Он просыпался под гул таежного океана, над которым катила зимняя вьюга.
И вот теперь шли дни его вольной жизни, и он все ждал возвращения чего-то хорошего, молодого.
В это утро он проснулся в поезде с чувством безысходного одиночества. Вчерашняя встреча с двоюродным братом наполнила его горечью, а Москва оглушила и подавила его. Громады высотных зданий, потоки машин, светофоры, толпы, идущие по тротуарам, все это было чужим, странным. Город казался ему огромным дрессированным механизмом, – то замиравшим по красному сигналу, то вновь двигающимся по зеленому… Россия много видела великого за тысячу лет своей истории. А за советские годы страна увидела и всемирные военные победы, и огромные стройки, и новые города, и плотины, преграждающие течение Днепра и Волги, и каналы, соединяющие моря, и мощь тракторов, и небоскребы… Лишь одного не видела Россия за тысячу лет – свободы.
Он поехал троллейбусом на московский Юго-Запад. Там, среди деревенской грязи, непросохших сельских прудов, выросли огромные восьми– и десятиэтажные корпуса. Деревенские избы, огородики, сараюшки доживали свой век, сжатые огромным наступлением камня и асфальта.

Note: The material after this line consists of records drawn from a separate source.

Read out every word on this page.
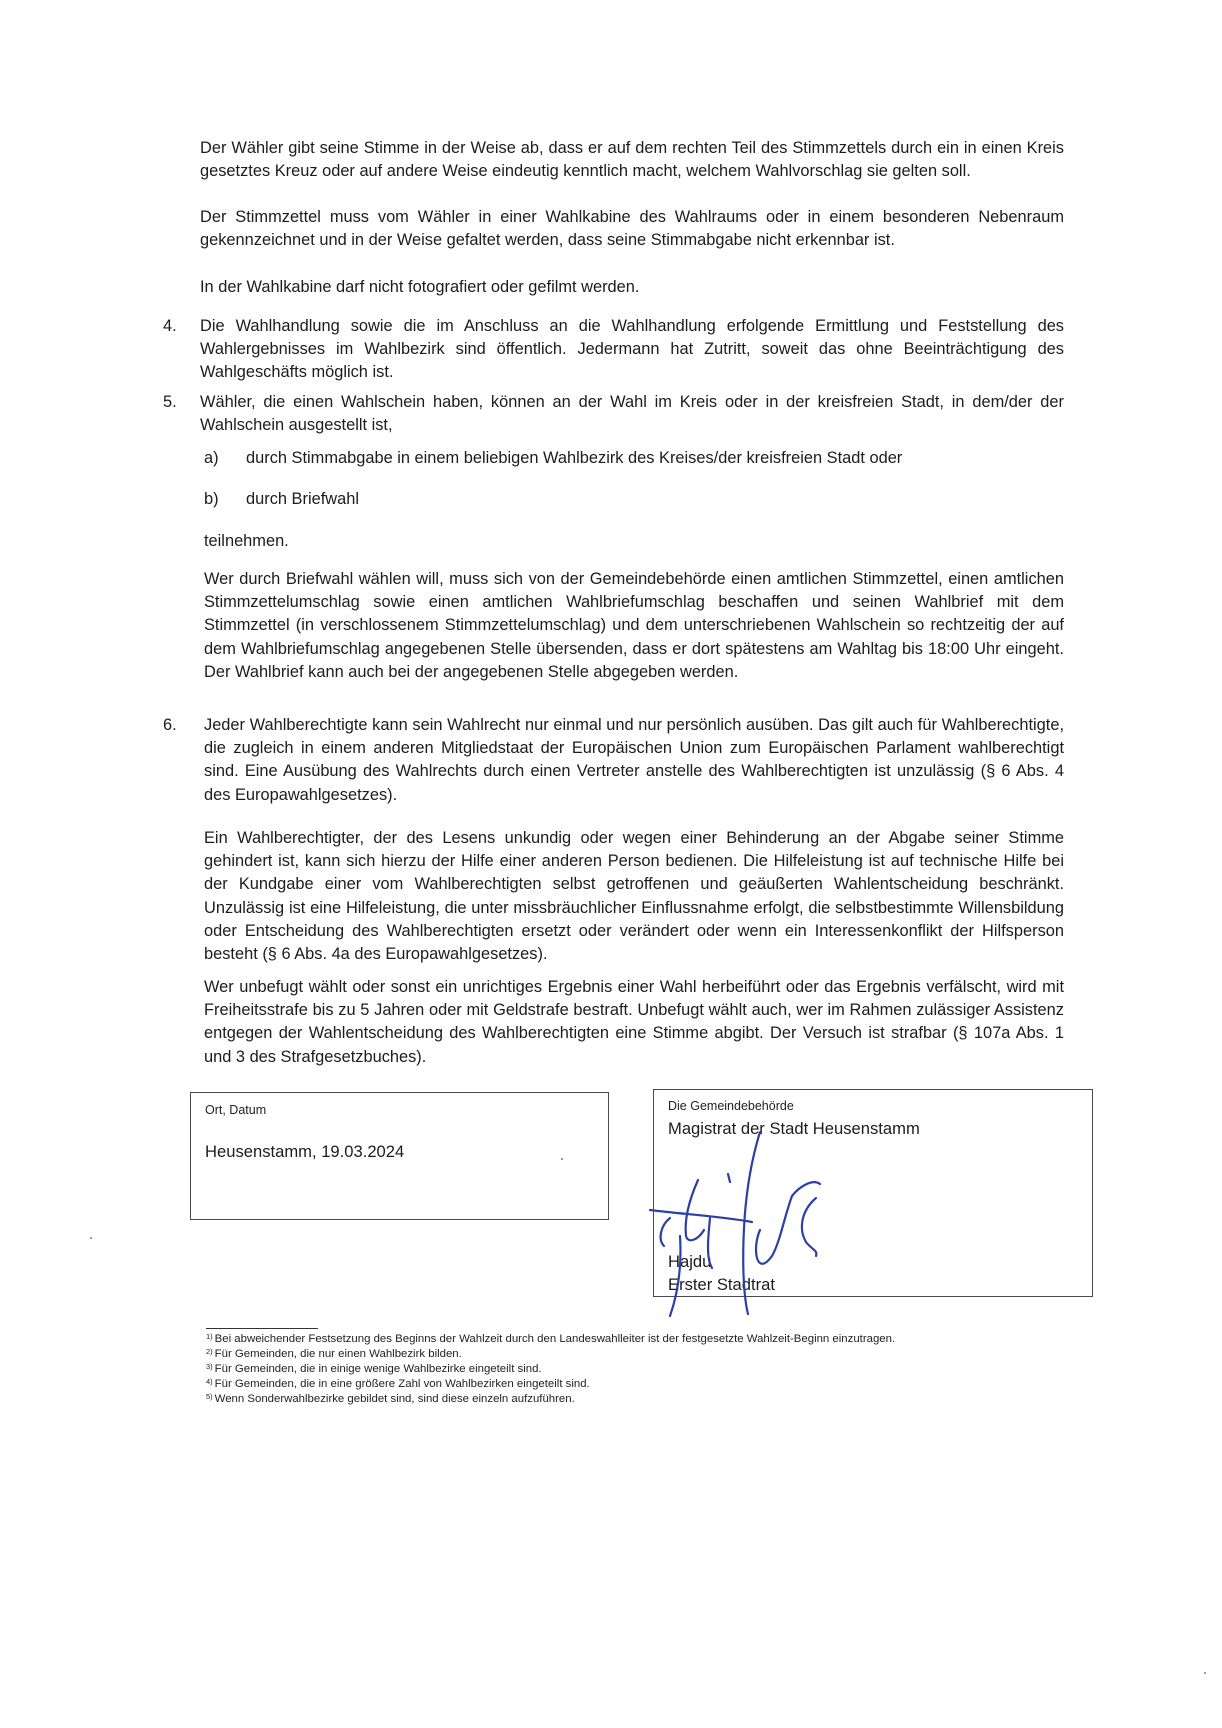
Der Wähler gibt seine Stimme in der Weise ab, dass er auf dem rechten Teil des Stimmzettels durch ein in einen Kreis gesetztes Kreuz oder auf andere Weise eindeutig kenntlich macht, welchem Wahlvorschlag sie gelten soll.

Der Stimmzettel muss vom Wähler in einer Wahlkabine des Wahlraums oder in einem besonderen Nebenraum gekennzeichnet und in der Weise gefaltet werden, dass seine Stimmabgabe nicht erkennbar ist.

In der Wahlkabine darf nicht fotografiert oder gefilmt werden.

4. Die Wahlhandlung sowie die im Anschluss an die Wahlhandlung erfolgende Ermittlung und Feststellung des Wahlergebnisses im Wahlbezirk sind öffentlich. Jedermann hat Zutritt, soweit das ohne Beeinträchtigung des Wahlgeschäfts möglich ist.

5. Wähler, die einen Wahlschein haben, können an der Wahl im Kreis oder in der kreisfreien Stadt, in dem/der der Wahlschein ausgestellt ist,

a) durch Stimmabgabe in einem beliebigen Wahlbezirk des Kreises/der kreisfreien Stadt oder
b) durch Briefwahl
teilnehmen.

Wer durch Briefwahl wählen will, muss sich von der Gemeindebehörde einen amtlichen Stimmzettel, einen amtlichen Stimmzettelumschlag sowie einen amtlichen Wahlbriefumschlag beschaffen und seinen Wahlbrief mit dem Stimmzettel (in verschlossenem Stimmzettelumschlag) und dem unterschriebenen Wahlschein so rechtzeitig der auf dem Wahlbriefumschlag angegebenen Stelle übersenden, dass er dort spätestens am Wahltag bis 18:00 Uhr eingeht. Der Wahlbrief kann auch bei der angegebenen Stelle abgegeben werden.

6. Jeder Wahlberechtigte kann sein Wahlrecht nur einmal und nur persönlich ausüben. Das gilt auch für Wahlberechtigte, die zugleich in einem anderen Mitgliedstaat der Europäischen Union zum Europäischen Parlament wahlberechtigt sind. Eine Ausübung des Wahlrechts durch einen Vertreter anstelle des Wahlberechtigten ist unzulässig (§ 6 Abs. 4 des Europawahlgesetzes).

Ein Wahlberechtigter, der des Lesens unkundig oder wegen einer Behinderung an der Abgabe seiner Stimme gehindert ist, kann sich hierzu der Hilfe einer anderen Person bedienen. Die Hilfeleistung ist auf technische Hilfe bei der Kundgabe einer vom Wahlberechtigten selbst getroffenen und geäußerten Wahlentscheidung beschränkt. Unzulässig ist eine Hilfeleistung, die unter missbräuchlicher Einflussnahme erfolgt, die selbstbestimmte Willensbildung oder Entscheidung des Wahlberechtigten ersetzt oder verändert oder wenn ein Interessenkonflikt der Hilfsperson besteht (§ 6 Abs. 4a des Europawahlgesetzes).

Wer unbefugt wählt oder sonst ein unrichtiges Ergebnis einer Wahl herbeiführt oder das Ergebnis verfälscht, wird mit Freiheitsstrafe bis zu 5 Jahren oder mit Geldstrafe bestraft. Unbefugt wählt auch, wer im Rahmen zulässiger Assistenz entgegen der Wahlentscheidung des Wahlberechtigten eine Stimme abgibt. Der Versuch ist strafbar (§ 107a Abs. 1 und 3 des Strafgesetzbuches).

Ort, Datum
Heusenstamm, 19.03.2024
Die Gemeindebehörde
Magistrat der Stadt Heusenstamm
Hajdu
Erster Stadtrat
$^{1)}$ Bei abweichender Festsetzung des Beginns der Wahlzeit durch den Landeswahlleiter ist der festgesetzte Wahlzeit-Beginn einzutragen.
$^{2)}$ Für Gemeinden, die nur einen Wahlbezirk bilden.
$^{3)}$ Für Gemeinden, die in einige wenige Wahlbezirke eingeteilt sind.
$^{4)}$ Für Gemeinden, die in eine größere Zahl von Wahlbezirken eingeteilt sind.
$^{5)}$ Wenn Sonderwahlbezirke gebildet sind, sind diese einzeln aufzuführen.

В хаосе, среди рева пятитонок, угадывались будущие улицы новой Москвы. Иван Григорьевич бродил в возникающем городе, где не было еще мостовых и тротуаров, где люди добирались к своим домам по тропинкам, юлящим среди груд мусора. Повсюду на домах имелись одни и те же вывески: «Мясо» и «Парикмахерская». В сумерках вертикальные вывески «Мясо» горели красным огнем, вывески «Парикмахерская» светились пронзительной зеленью.
Эти вывески, возникшие вместе с первыми жильцами, как бы раскрывали плотоядную суть человека.
Мясо, мясо, мясо… Человек жрал мясо. Без мяса человек не мог. Здесь не было еще библиотек, театров, кино, пошивочных, не было даже больниц, аптек, школ, но сразу, тотчас же, среди камня красным огнем светилось: мясо, мясо, мясо…
И тут же изумруд парикмахерских вывесок. Человек ел мясо и обрастал шерстью.
Ночью он пришел на вокзал и узнал, что в два часа отходит последний поезд на Ленинград, купил билет, взял вещи из камеры хранения.